Como sabes, me precio de ser un caballero (algo tan en desuso, algo con el aroma a fotos en sepia y discos de pizarra). Y no sería de caballeros estar continuamente entonando serenatas bajo un balcón cuyas ventanas se empeñan en permanecer cerradas…
Pero quizás tampoco sería digno el renunciar a la ronda, pues quizás la persona que se oculta tras esos ventanales no puede atenderme, o quizás no crea que la canción tan dulcemente interpretada iba destinada a ella, o quizás, simplemente, le guste hacerse de rogar.
Lanzaré, pues, al viento estas cuartillas, esperando que las leas. No espero respuesta. Desde niño me acostumbré a rezarle a un Dios que tampoco me responde. O quizás, como me han dicho, sí que me ha respondido pero no me he enterado.

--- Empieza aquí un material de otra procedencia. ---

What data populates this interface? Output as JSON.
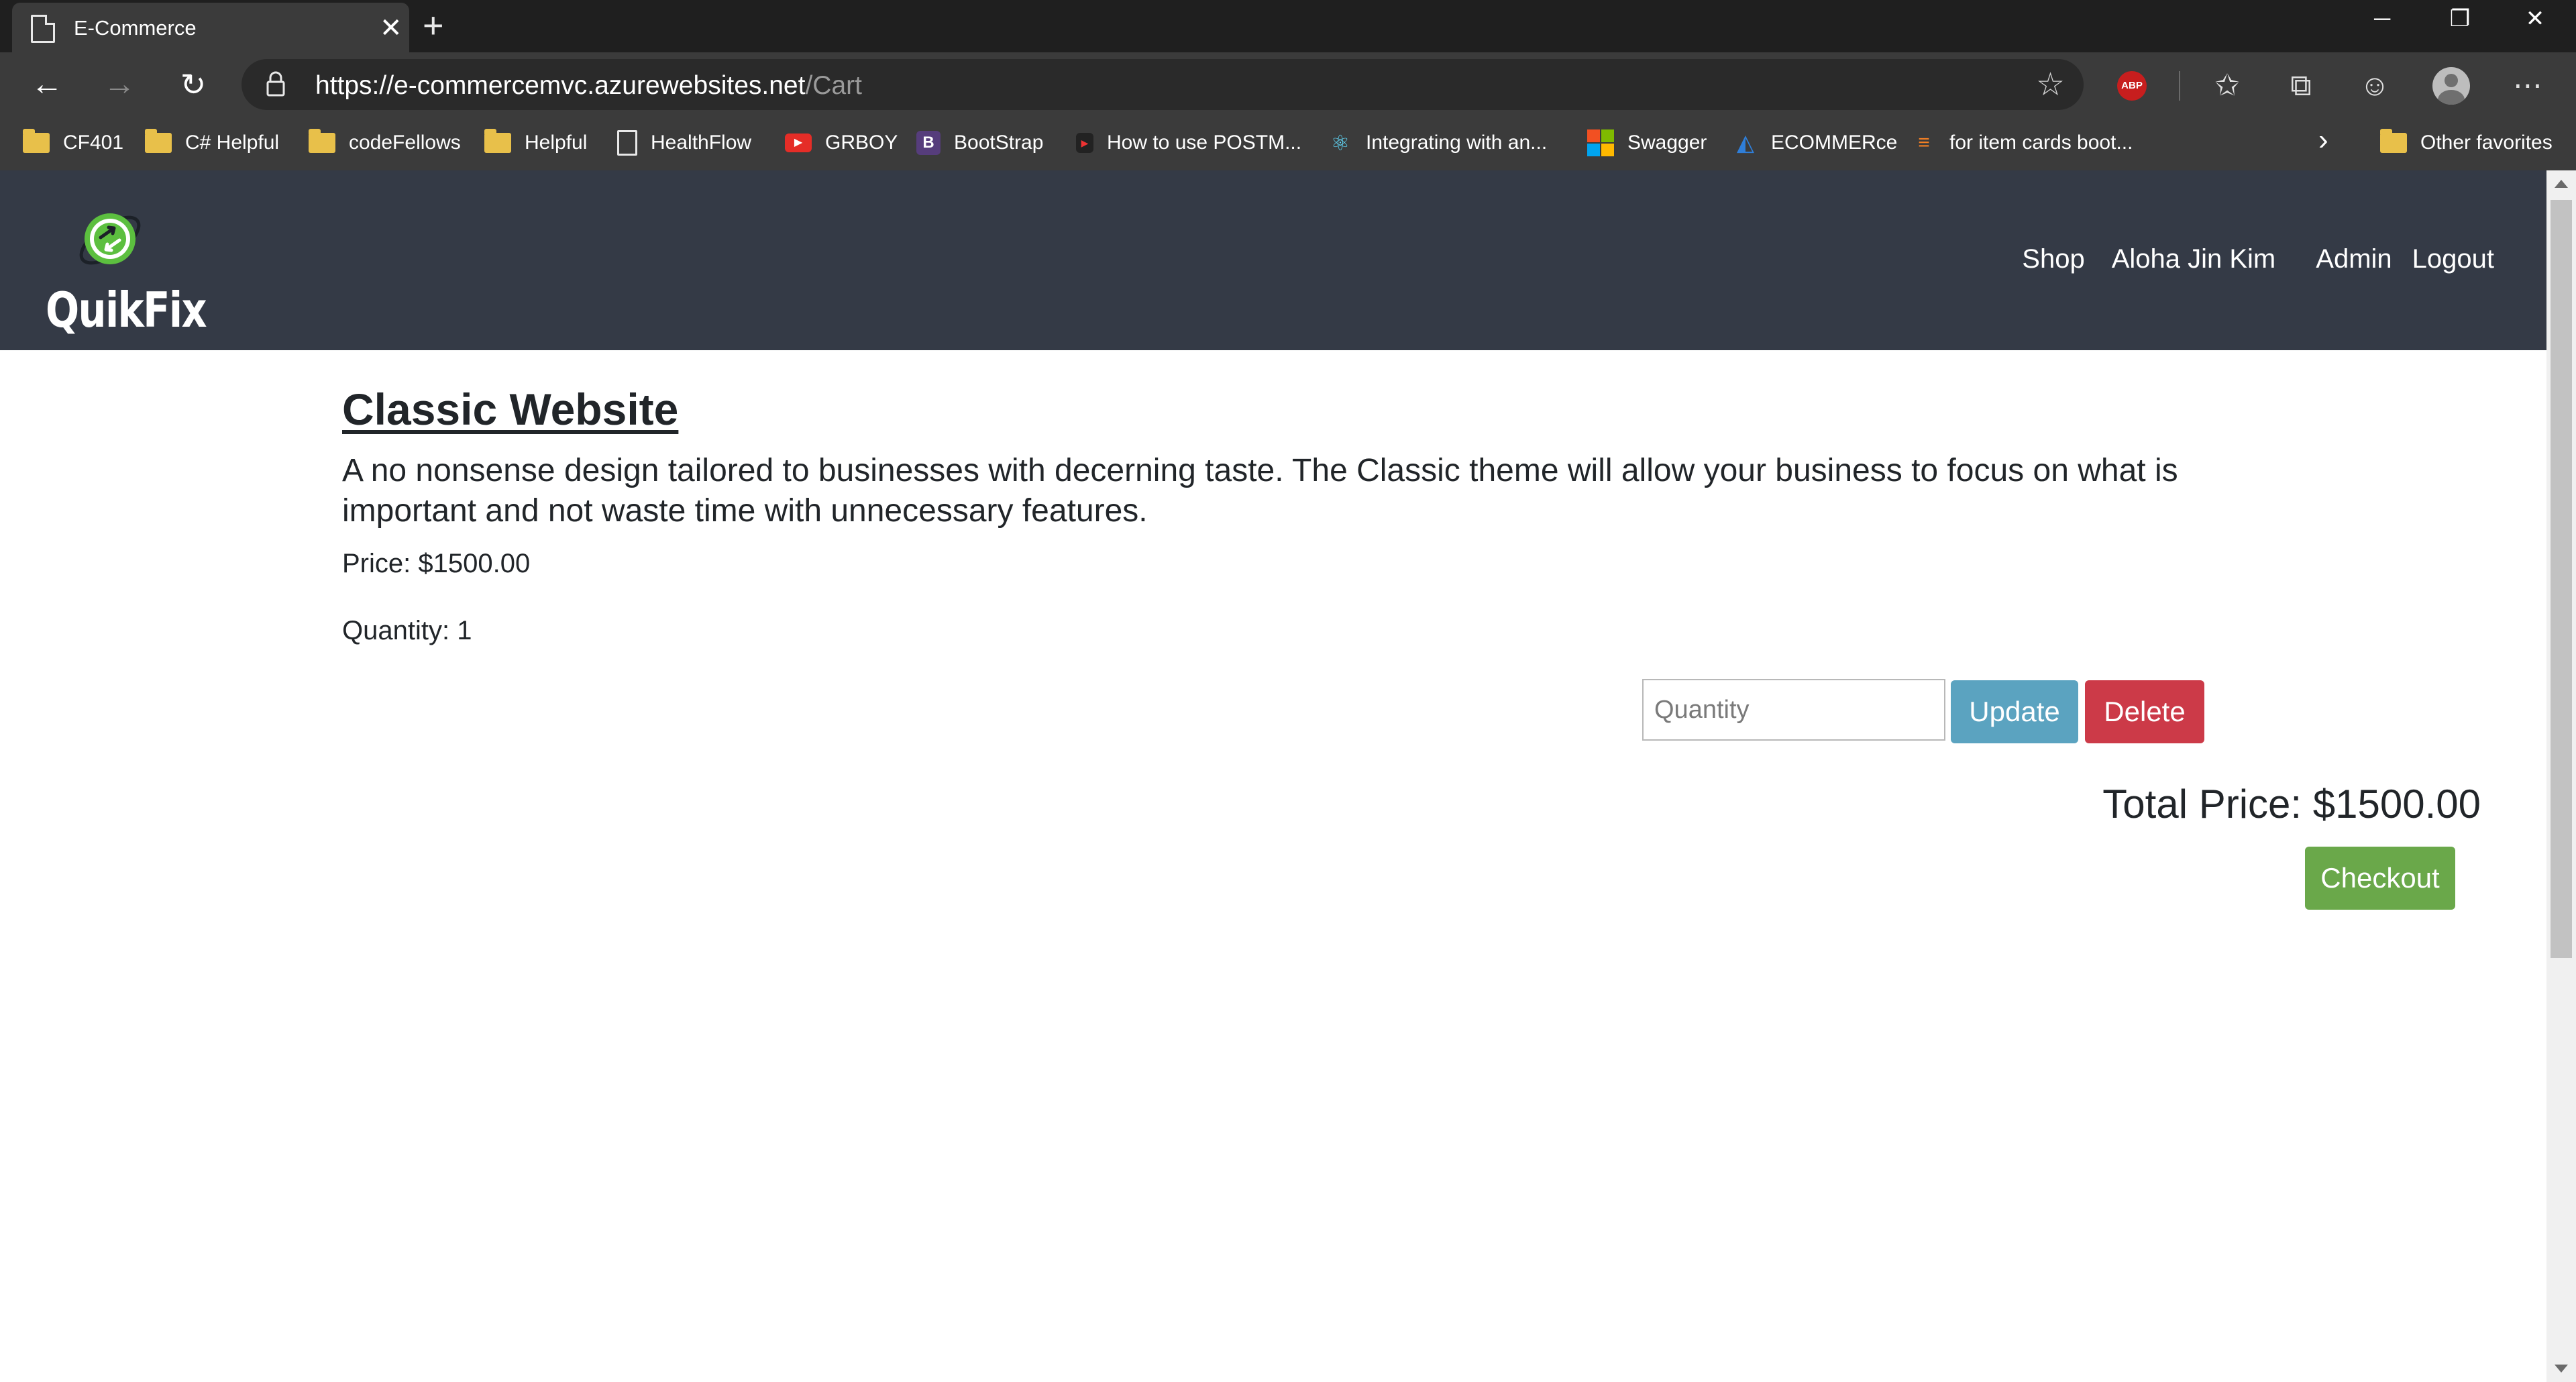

Sea como sea para ti van estas flores que poco a poco, aquí y allá, irán brotando en este jardín que tan descuidado he tenido, y que se ha convertido en mi única posesión. Ya va siendo hora de recortar la hojarasca, de eliminar las malas hierbas o de aprender a convivir con ellas. Es primavera y la brisa sopla cada día un poco más cálida, trayendo, a veces apenas disimulado, el aroma de las cosas perdidas.